Students present research at conference

At the end of October, eight Geneseo students presented research at the Northeast Undergraduate Research Conference, held by the Council of Public Liberal Arts Colleges.

The conference was held at Keene State College in Keene, N.H., and students from five other colleges were also in attendance.

Representing Geneseo at the conference were: Daniel Bailey, a senior history major; Paul Fallot, a senior history major; Marissa Fariello, a senior English and French double major; Kaitlyn Gayvert, a senior mathematics major; Paul Muniz, a junior sociology major; Gabrielle Thomas, a senior communication major; Michaela Walsh, a psychology and sociology double major; and Shana Wierchowski, a senior anthropology major with a pre-med concentration.

Each student was nominated and chosen by their respective department.

The students presented a variety of topics, from the secrets within Mongolian history to the debate of whether or not the homeless should be housed.

Students from the University of Maine Farmington, Eastern Connecticut State University, Ramapo College of New Jersey, Massachusetts College of Liberal Arts and Keene State College also attended the conference.

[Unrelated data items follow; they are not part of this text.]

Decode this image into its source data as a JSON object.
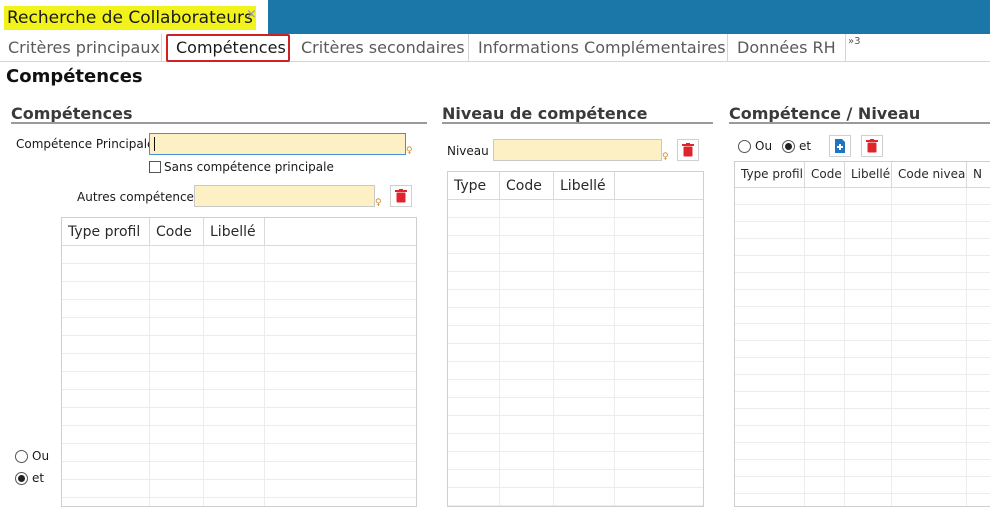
{
  "document_tab": {
    "title": "Recherche de Collaborateurs",
    "close_glyph": "×"
  },
  "tabs": [
    {
      "label": "Critères principaux"
    },
    {
      "label": "Compétences",
      "active": true
    },
    {
      "label": "Critères secondaires"
    },
    {
      "label": "Informations Complémentaires"
    },
    {
      "label": "Données RH"
    }
  ],
  "tabs_more": "»3",
  "page_title": "Compétences",
  "competences": {
    "title": "Compétences",
    "principale_label": "Compétence Principale",
    "principale_value": "",
    "sans_principale_label": "Sans compétence principale",
    "sans_principale_checked": false,
    "autres_label": "Autres compétences",
    "autres_value": "",
    "columns": [
      "Type profil",
      "Code",
      "Libellé",
      ""
    ],
    "radio_ou": "Ou",
    "radio_et": "et",
    "selected": "et"
  },
  "niveau": {
    "title": "Niveau de compétence",
    "niveau_label": "Niveau",
    "niveau_value": "",
    "columns": [
      "Type",
      "Code",
      "Libellé",
      ""
    ]
  },
  "comp_niveau": {
    "title": "Compétence / Niveau",
    "radio_ou": "Ou",
    "radio_et": "et",
    "selected": "et",
    "columns": [
      "Type profil",
      "Code",
      "Libellé",
      "Code niveau",
      "N"
    ]
  },
  "colors": {
    "titlebar": "#1a77a8",
    "title_highlight": "#f2f21c",
    "input_bg": "#fdf0c4",
    "delete_red": "#e0242d",
    "add_blue": "#1f73c4",
    "active_tab_border": "#cc2222"
  },
  "icons": {
    "delete": "trash-icon",
    "add": "add-document-icon",
    "lookup": "lookup-marker-icon"
  }
}
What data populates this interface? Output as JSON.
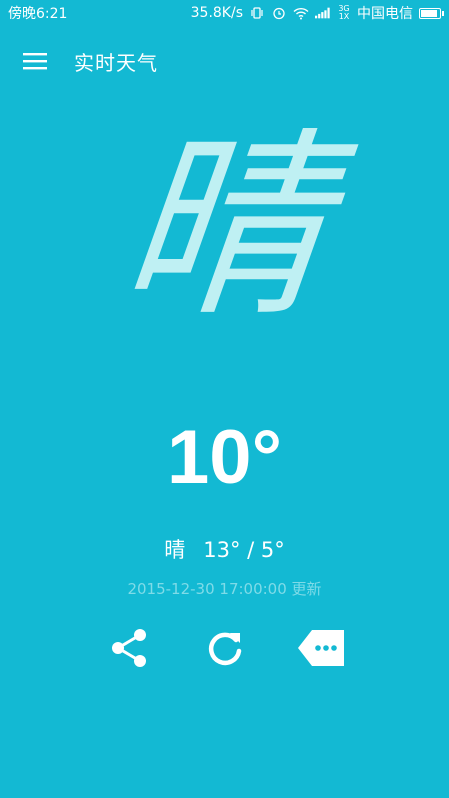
{
  "status": {
    "time": "傍晚6:21",
    "speed": "35.8K/s",
    "network_type": "3G 1X",
    "carrier": "中国电信"
  },
  "toolbar": {
    "title": "实时天气"
  },
  "weather": {
    "big_condition": "晴",
    "temperature": "10°",
    "condition": "晴",
    "range": "13° / 5°",
    "updated": "2015-12-30 17:00:00 更新"
  },
  "actions": [
    {
      "icon": "share-icon"
    },
    {
      "icon": "refresh-icon"
    },
    {
      "icon": "more-tag-icon"
    }
  ],
  "colors": {
    "background": "#13b9d3",
    "big_char": "#bff0f3",
    "muted": "#7fdbe8"
  }
}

Alumna Patricia Hamilton-Rodgers '85 accompanied the students to the conference, and was in charge of coordinating with the department heads to choose students for the conference.

"It was a pleasure to go with our students to Keene, N.H.," Hamilton-Rodgers said. "The Geneseo students were highly engaged and incredibly supportive of each other."

The first day of the conference consisted of a welcome dinner and the first round of presentations – either in poster form or an artistic performance.

The second day was broken up into three different time slots of paper presentations, where students created PowerPoints based on their research papers. After each presentation, the students were given feedback on their research from faculty in the field. When they weren't presenting, students had the opportunity to watch presentations from fields other than their own.

"The biggest thing for me was getting to know the other students from different disciplines," Wierchowski said. She said she saw this as a nice contrast to Geneseo Recognizing Excellence, Achievement and Talent Day in that instead of going to see what their friends or people within their major did, they got to see a wide variety of presentations from all different fields.

"It's easy to get focused on what you're doing and how you see things, but this conference allowed me to take a step back and see things from other angles," Thomas said.

"Everyone was excited about their research," Gayvert said. She described it as "different than just daily conversation."

Both Thomas and Wierchowski stated that overall, they felt the work presented by Geneseo's students at the conference was the strongest, and proved that at the undergraduate level, Geneseo upholds high standards when it comes to research.